Application Configuration:
APP_PASSWORD=optional_password
DEBUG=false
LOG_LEVEL=INFO
Configuration Loading
Configuration is managed through the open_notebook/config.py module:
class Config:
"""Application configuration with environment variable support."""
# Database settings
database_url: str = os.getenv("SURREAL_URL", "ws://localhost:8000/rpc")
database_user: str = os.getenv("SURREAL_USER", "root")
database_password: str = os.getenv("SURREAL_PASSWORD", "password")
# AI provider settings
openai_api_key: Optional[str] = os.getenv("OPENAI_API_KEY")
anthropic_api_key: Optional[str] = os.getenv("ANTHROPIC_API_KEY")
# Application settings
app_password: Optional[str] = os.getenv("APP_PASSWORD")
debug: bool = os.getenv("DEBUG", "false").lower() == "true"
🔍 Search Architecture
Multi-Modal Search System
Open Notebook implements both full-text and vector search:
Full-Text Search:
- SurrealDB native text search capabilities
- Keyword-based matching across content
- Fast and lightweight for exact matches
Vector Search:
- Semantic similarity using embeddings
- Cosine similarity scoring
- Context-aware result ranking
Search Implementation
async def vector_search(
keyword: str,
results: int = 10,
source: bool = True,
note: bool = True,
minimum_score: float = 0.2
) -> List[Dict[str, Any]]:
"""Perform vector search across sources and notes."""
# 1. Generate query embedding
# 2. Calculate similarity scores
# 3. Filter by minimum score
# 4. Rank and return results
🎙️ Podcast Generation Architecture
Multi-Speaker Podcast System
The podcast generation feature uses a sophisticated multi-step process:
Episode Profiles: Define the structure and style of podcasts
- Speaker configuration
- Content outline generation
- Transcript creation
- Audio synthesis
Speaker Profiles: Define individual speaker characteristics
- Voice selection (TTS models)
- Personality traits
- Background information
- Speaking patterns
Podcast Generation Flow
graph TB
A[Content Input] --> B[Episode Profile Selection]
B --> C[Outline Generation]
C --> D[Transcript Creation]
D --> E[Speaker Assignment]
E --> F[Audio Synthesis]
F --> G[Audio Post-Processing]
G --> H[Final Podcast]
📊 Performance Considerations
Async/Await Patterns
Open Notebook uses async/await throughout for optimal performance:
async def process_content(content: str) -> ProcessedContent:
"""Process content asynchronously."""
# Concurrent processing of multiple steps
embedding_task = asyncio.create_task(generate_embedding(content))

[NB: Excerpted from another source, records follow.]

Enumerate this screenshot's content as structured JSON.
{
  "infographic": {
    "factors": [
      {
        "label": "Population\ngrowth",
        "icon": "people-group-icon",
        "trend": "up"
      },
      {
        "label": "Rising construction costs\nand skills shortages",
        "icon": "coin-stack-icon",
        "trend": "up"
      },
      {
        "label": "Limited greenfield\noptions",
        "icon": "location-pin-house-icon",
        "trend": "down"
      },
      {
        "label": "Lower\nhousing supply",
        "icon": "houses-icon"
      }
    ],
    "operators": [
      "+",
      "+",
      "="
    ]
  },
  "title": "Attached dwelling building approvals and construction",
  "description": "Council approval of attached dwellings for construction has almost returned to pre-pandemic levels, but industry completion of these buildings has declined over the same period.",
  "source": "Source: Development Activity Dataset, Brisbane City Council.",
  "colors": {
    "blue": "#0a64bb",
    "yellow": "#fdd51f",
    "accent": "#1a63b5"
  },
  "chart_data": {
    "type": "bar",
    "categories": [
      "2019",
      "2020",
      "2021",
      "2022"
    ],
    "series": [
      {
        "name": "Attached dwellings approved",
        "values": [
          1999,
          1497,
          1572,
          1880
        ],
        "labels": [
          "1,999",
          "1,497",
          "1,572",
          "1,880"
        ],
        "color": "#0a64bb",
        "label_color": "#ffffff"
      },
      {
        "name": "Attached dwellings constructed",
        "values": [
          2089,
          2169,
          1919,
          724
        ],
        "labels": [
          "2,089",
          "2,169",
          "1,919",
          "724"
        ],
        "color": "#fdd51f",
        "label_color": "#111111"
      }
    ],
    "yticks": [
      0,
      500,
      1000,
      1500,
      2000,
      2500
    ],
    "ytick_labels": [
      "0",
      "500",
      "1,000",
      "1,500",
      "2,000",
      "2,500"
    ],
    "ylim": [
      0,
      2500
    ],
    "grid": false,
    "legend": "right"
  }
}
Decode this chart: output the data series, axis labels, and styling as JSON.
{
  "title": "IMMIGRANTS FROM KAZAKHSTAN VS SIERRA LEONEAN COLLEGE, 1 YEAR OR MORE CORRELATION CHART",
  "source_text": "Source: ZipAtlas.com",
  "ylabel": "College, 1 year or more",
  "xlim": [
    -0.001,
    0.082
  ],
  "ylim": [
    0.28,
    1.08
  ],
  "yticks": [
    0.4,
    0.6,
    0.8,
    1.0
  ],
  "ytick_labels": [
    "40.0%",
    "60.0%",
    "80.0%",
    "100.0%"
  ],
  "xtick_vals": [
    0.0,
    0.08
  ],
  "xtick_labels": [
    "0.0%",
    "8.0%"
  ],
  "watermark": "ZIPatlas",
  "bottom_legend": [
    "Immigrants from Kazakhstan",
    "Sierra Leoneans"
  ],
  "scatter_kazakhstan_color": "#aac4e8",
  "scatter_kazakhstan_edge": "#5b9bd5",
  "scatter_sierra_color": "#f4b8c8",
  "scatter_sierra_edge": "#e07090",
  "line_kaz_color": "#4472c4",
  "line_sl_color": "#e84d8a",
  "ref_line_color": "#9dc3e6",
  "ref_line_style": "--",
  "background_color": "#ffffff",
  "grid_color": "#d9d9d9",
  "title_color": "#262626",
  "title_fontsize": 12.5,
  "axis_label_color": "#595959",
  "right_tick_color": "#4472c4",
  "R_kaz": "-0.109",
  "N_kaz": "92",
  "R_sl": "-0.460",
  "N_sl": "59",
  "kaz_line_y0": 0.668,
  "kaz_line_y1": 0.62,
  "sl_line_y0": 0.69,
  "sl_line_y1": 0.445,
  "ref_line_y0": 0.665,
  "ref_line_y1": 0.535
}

extraction_task = asyncio.create_task(extract_metadata(content))
embedding, metadata = await asyncio.gather(embedding_task, extraction_task)
return ProcessedContent(embedding=embedding, metadata=metadata)
Database Optimization
Connection Pooling: Efficient database connection management Query Optimization: Indexed queries and optimized SurrealQL Batch Operations: Bulk insert/update operations where possible
Caching Strategy
- In-Memory Caching: Model instances and configuration
- Result Caching: Expensive AI operations
- Content Caching: Processed documents and embeddings
🔒 Security Architecture
Authentication
Password-Based Authentication:
- Optional application-level password protection
- Middleware-based authentication
- Session management
Data Security
Privacy-First Design:
- Local data storage by default
- No external data transmission (except to chosen AI providers)
- Configurable AI provider selection
Input Validation:
- Pydantic model validation
- SQL injection prevention
- File upload security
🚀 Deployment Architecture
Container Architecture
# Multi-stage build for optimal size
FROM python:3.11-slim as builder
# Build dependencies
FROM python:3.11-slim as runtime
# Runtime environment
Service Orchestration
Docker Compose Configuration:
- Application container
- SurrealDB container
- Shared volume for data persistence
- Environment variable management
Scaling Considerations
Horizontal Scaling:
- Stateless API design
- Shared database backend
- Load balancer compatibility
Vertical Scaling:
- Async processing for CPU-intensive tasks
- Memory optimization for large documents
- Efficient embedding storage
This architecture provides a solid foundation for Open Notebook's current capabilities while supporting future enhancements and scaling requirements. The modular design allows for easy extension and modification of individual components without affecting the overall system.